Women and girls who live in poverty do not always have access to sanitary products and are forced to make use of unsanitary and ineffective materials, which can introduce diseases and infections.
Only 17 percent of female in rural areas have access to improved sanitation facilities and this deprives women of the privacy and infrastructure required for healthy, safe and hygienic menstrual management.
A WASH Needs Assessment Report of 2014 by the Society for Family Health found that only 29 percent of schools have flush toilets, 28 percent use toilet facilities that were not separated from those of the boys and 51 percent make no provision for girls in relation to menstruation – that is handwashing stations with soap and water and bins in toilets for disposal of pads.
“Girls become shy and stressed during this period and many therefore opt to stay at home if they do not have the right facilities, products and information to manage their menstruation in a dignified manner. That’s why it is difficult for us to sit back and not pay attention when the lives of young girls are at stake,” stated Sanet Steenkamp, Permanent Secretary for the Ministry of Education, Arts and Culture.

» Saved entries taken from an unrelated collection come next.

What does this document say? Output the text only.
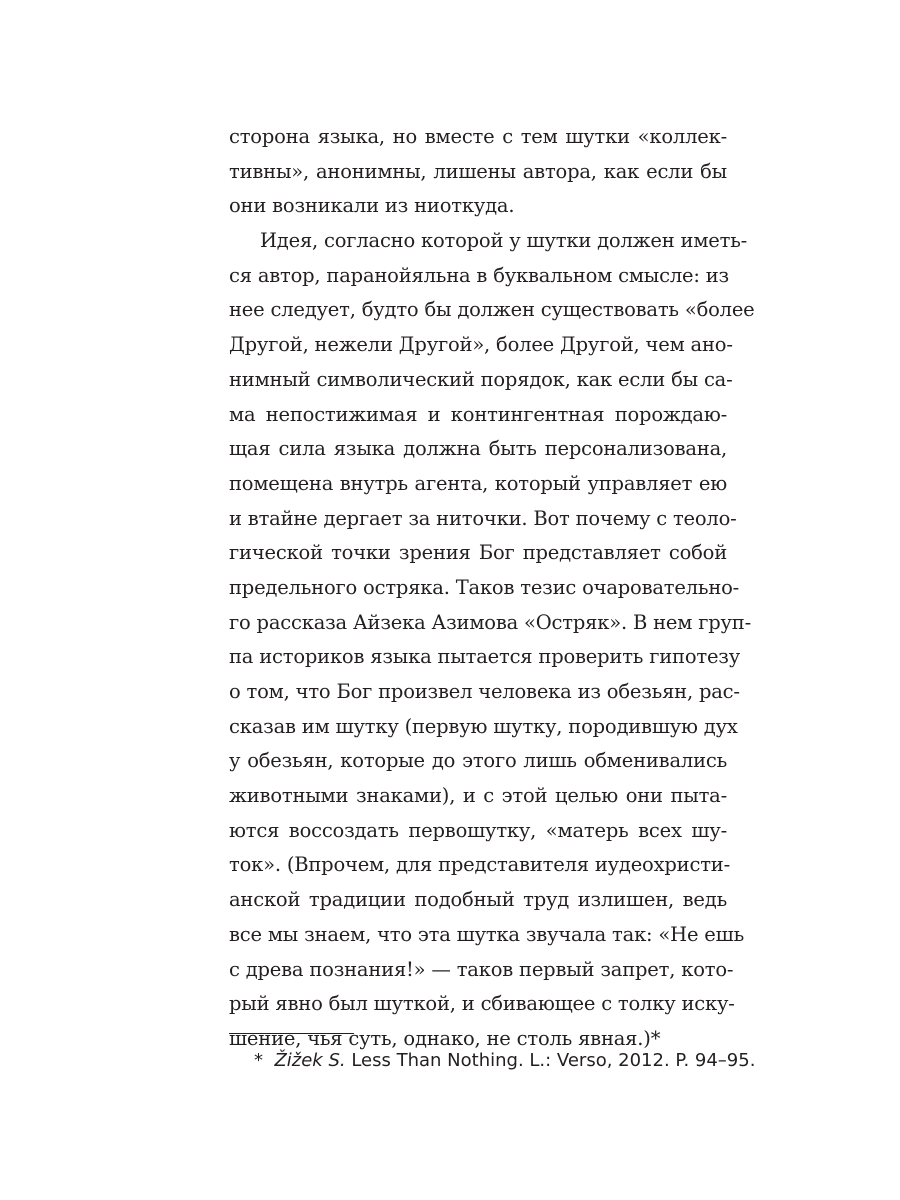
сторона языка, но вместе с тем шутки «коллек-
тивны», анонимны, лишены автора, как если бы
они возникали из ниоткуда.
Идея, согласно которой у шутки должен иметь-
ся автор, паранойяльна в буквальном смысле: из
нее следует, будто бы должен существовать «более
Другой, нежели Другой», более Другой, чем ано-
нимный символический порядок, как если бы са-
ма непостижимая и контингентная порождаю-
щая сила языка должна быть персонализована,
помещена внутрь агента, который управляет ею
и втайне дергает за ниточки. Вот почему с теоло-
гической точки зрения Бог представляет собой
предельного остряка. Таков тезис очаровательно-
го рассказа Айзека Азимова «Остряк». В нем груп-
па историков языка пытается проверить гипотезу
о том, что Бог произвел человека из обезьян, рас-
сказав им шутку (первую шутку, породившую дух
у обезьян, которые до этого лишь обменивались
животными знаками), и с этой целью они пыта-
ются воссоздать первошутку, «матерь всех шу-
ток». (Впрочем, для представителя иудеохристи-
анской традиции подобный труд излишен, ведь
все мы знаем, что эта шутка звучала так: «Не ешь
с древа познания!» — таков первый запрет, кото-
рый явно был шуткой, и сбивающее с толку иску-
шение, чья суть, однако, не столь явная.)*
* Žižek S. Less Than Nothing. L.: Verso, 2012. P. 94–95.
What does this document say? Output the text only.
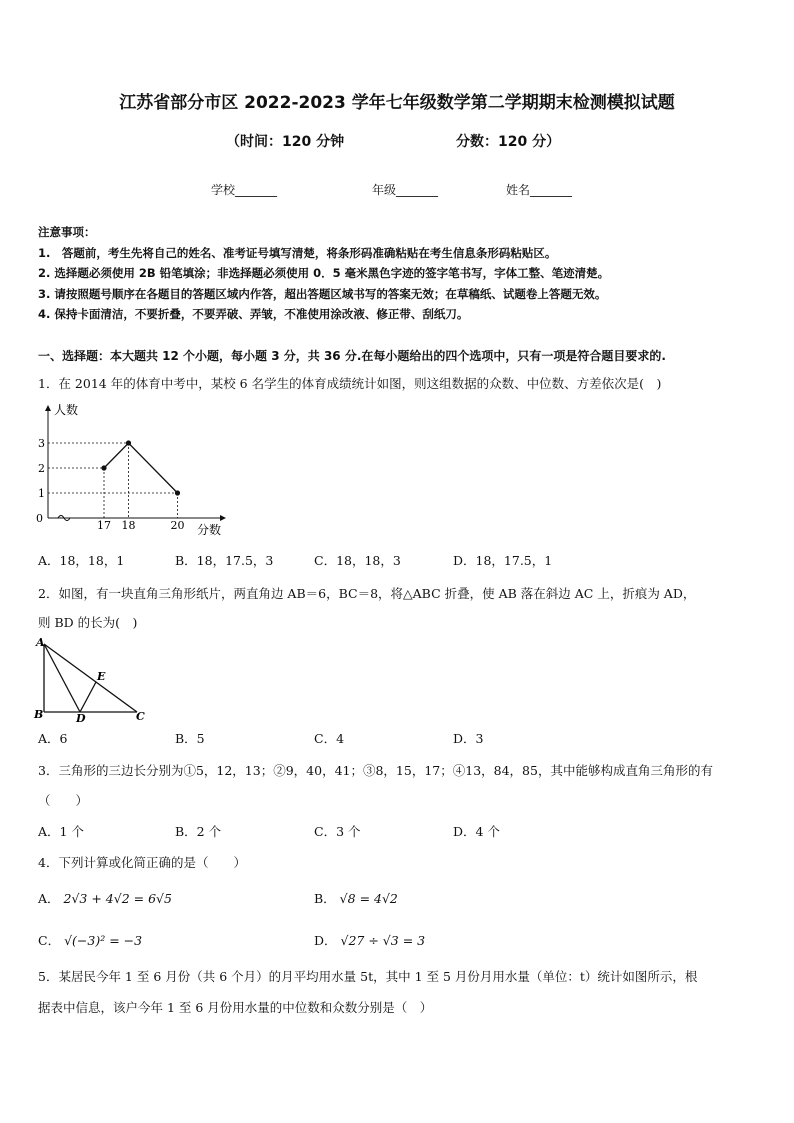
江苏省部分市区 2022-2023 学年七年级数学第二学期期末检测模拟试题
（时间：120 分钟	分数：120 分）
学校_______	年级_______	姓名_______
注意事项：
1.　答题前，考生先将自己的姓名、准考证号填写清楚，将条形码准确粘贴在考生信息条形码粘贴区。
2. 选择题必须使用 2B 铅笔填涂；非选择题必须使用 0．5 毫米黑色字迹的签字笔书写，字体工整、笔迹清楚。
3. 请按照题号顺序在各题目的答题区域内作答，超出答题区域书写的答案无效；在草稿纸、试题卷上答题无效。
4. 保持卡面清洁，不要折叠，不要弄破、弄皱，不准使用涂改液、修正带、刮纸刀。
一、选择题：本大题共 12 个小题，每小题 3 分，共 36 分.在每小题给出的四个选项中，只有一项是符合题目要求的.
1．在 2014 年的体育中考中，某校 6 名学生的体育成绩统计如图，则这组数据的众数、中位数、方差依次是(　)
人数
分数
0
1
2
3
17 18	20
A．18，18，1	B．18，17.5，3	C．18，18，3	D．18，17.5，1
2．如图，有一块直角三角形纸片，两直角边 AB＝6，BC＝8，将△ABC 折叠，使 AB 落在斜边 AC 上，折痕为 AD，
则 BD 的长为(　)
A
B	C
D
E
A．6	B．5	C．4	D．3
3．三角形的三边长分别为①5，12，13；②9，40，41；③8，15，17；④13，84，85，其中能够构成直角三角形的有
（　　）
A．1 个	B．2 个	C．3 个	D．4 个
4．下列计算或化简正确的是（　　）
A． 2√3 + 4√2 = 6√5	B． √8 = 4√2
C． √(−3)² = −3	D． √27 ÷ √3 = 3
5．某居民今年 1 至 6 月份（共 6 个月）的月平均用水量 5t，其中 1 至 5 月份月用水量（单位：t）统计如图所示，根
据表中信息，该户今年 1 至 6 月份用水量的中位数和众数分别是（　）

Within some cultural groups in Namibia, menstruation remains a taboo, often associated with uncleanliness and shame and within these cultural settings, women and girls are forced into seclusion during menstruation and parents do not feel comfortable sharing information with their growing children, it was stated.
“Talking about menstruation should not make people, feel uneasy, or embarrassed. The Menstrual Health and Hygiene Day therefore helps to break the silence that shrouds the topic and helps to build awareness that this is a normal, major stage of puberty in girls,” said Rachel Odede, UNICEF representative in Namibia.
Currently, government is making efforts to address the gaps in menstrual health and hygiene as one of the strategies to achieve the Sustainable Development Goals for health, access to education, gender equality, access to water and sanitation and to ensure female participation in the workforce for sustainable economic growth.